As you observe what's happening in the applied commercial world and the dialogue in the political world from your perch at Caltech, what insights can you offer about the trends, actions, and conversations currently taking place?
I feel like, in the last year, for a set of complex and inter-connected reasons, American society has suddenly become very conscious about the need for renewable energy generation. However, don't think that most people appreciate the scale that's needed to meet the growing demand for renewable energy. People know that it's important, but they think they are doing enough when they go out and buy a Prius, turn down their thermostat in winter, and reduce their air conditioning in summer. In order to make an impact on greenhouse gas emissions and non-renewable energy generation, we have to do so much more than that. The next big challenge for engineers and scientists is to communicate the scale of the problem to the world. The renewable energy industry is going to become, and I tell my students this, the largest employer in the United States. It will become the biggest industry in the world. It will become the largest consumer of raw materials and primary energy input to generate renewable energy generation devices.

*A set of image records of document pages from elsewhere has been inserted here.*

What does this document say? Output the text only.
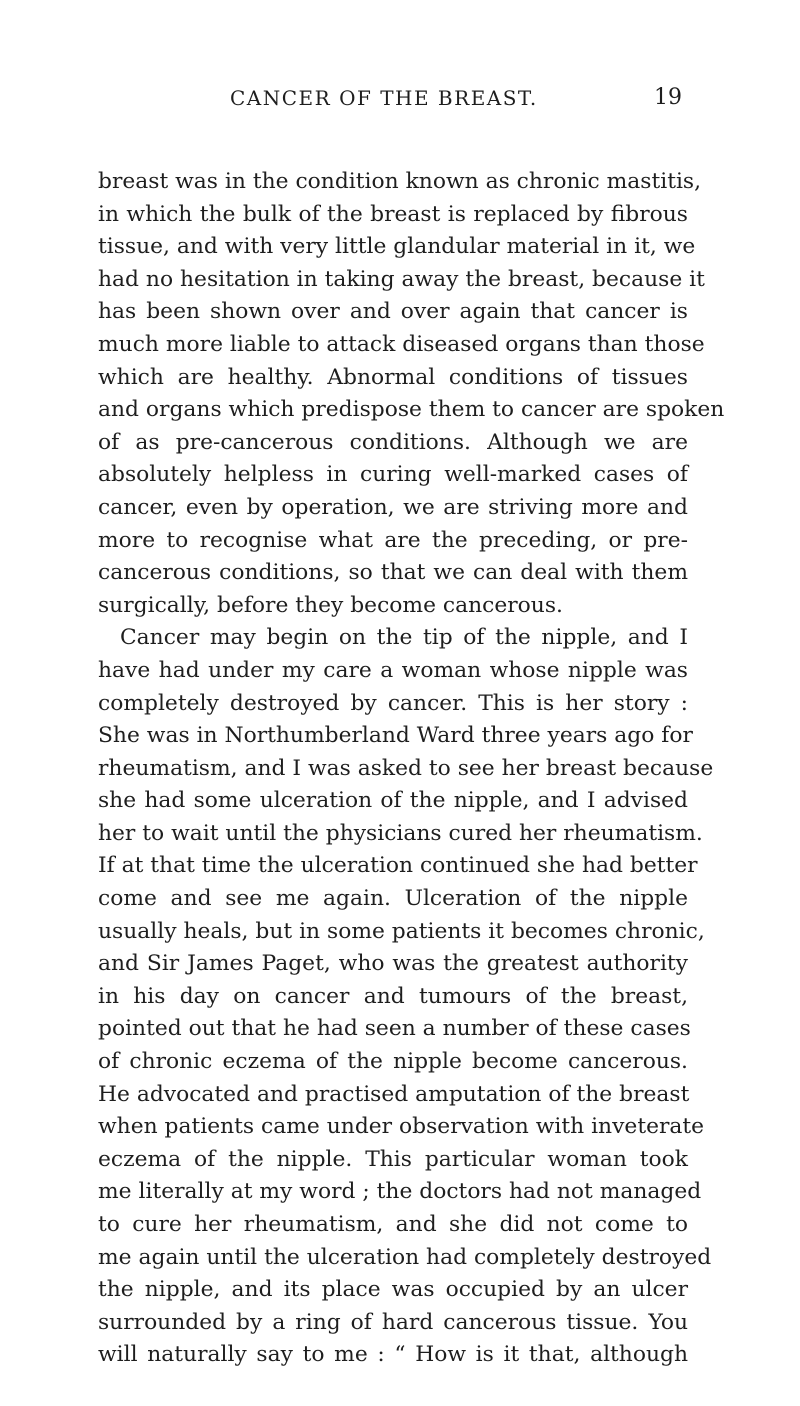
CANCER OF THE BREAST.	19
breast was in the condition known as chronic mastitis,
in which the bulk of the breast is replaced by fibrous
tissue, and with very little glandular material in it, we
had no hesitation in taking away the breast, because it
has been shown over and over again that cancer is
much more liable to attack diseased organs than those
which are healthy. Abnormal conditions of tissues
and organs which predispose them to cancer are spoken
of as pre-cancerous conditions. Although we are
absolutely helpless in curing well-marked cases of
cancer, even by operation, we are striving more and
more to recognise what are the preceding, or pre-
cancerous conditions, so that we can deal with them
surgically, before they become cancerous.
Cancer may begin on the tip of the nipple, and I
have had under my care a woman whose nipple was
completely destroyed by cancer. This is her story :
She was in Northumberland Ward three years ago for
rheumatism, and I was asked to see her breast because
she had some ulceration of the nipple, and I advised
her to wait until the physicians cured her rheumatism.
If at that time the ulceration continued she had better
come and see me again. Ulceration of the nipple
usually heals, but in some patients it becomes chronic,
and Sir James Paget, who was the greatest authority
in his day on cancer and tumours of the breast,
pointed out that he had seen a number of these cases
of chronic eczema of the nipple become cancerous.
He advocated and practised amputation of the breast
when patients came under observation with inveterate
eczema of the nipple. This particular woman took
me literally at my word ; the doctors had not managed
to cure her rheumatism, and she did not come to
me again until the ulceration had completely destroyed
the nipple, and its place was occupied by an ulcer
surrounded by a ring of hard cancerous tissue. You
will naturally say to me : “ How is it that, although
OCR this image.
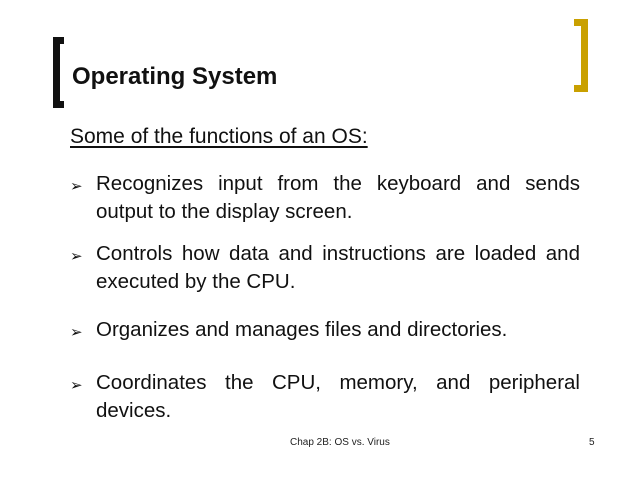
Operating System
Some of the functions of an OS:
➢ Recognizes input from the keyboard and sends output to the display screen.
➢ Controls how data and instructions are loaded and executed by the CPU.
➢ Organizes and manages files and directories.
➢ Coordinates the CPU, memory, and peripheral devices.
Chap 2B: OS vs. Virus	5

That's the scale that it's going to be if we're going to have an impact. I tell my own children, my students, and anybody who will listen that it's the most important problem of the 21st century, and it's going to be the biggest issue in their lifetimes, the thing that will determine so much about the development of our world. That's what is so exciting about being in this field at a place like Caltech—it's a place where advances in fundamental science can leverage enormous impact in society. Sometimes scientists can do something really elegant and it has no impact on the world—which is personally gratifying for the scientists but isn't otherwise recognized anywhere outside of the scietific community. This is a case where there is tremendous leverage in the real world, and I think that's a message that resonates very widely.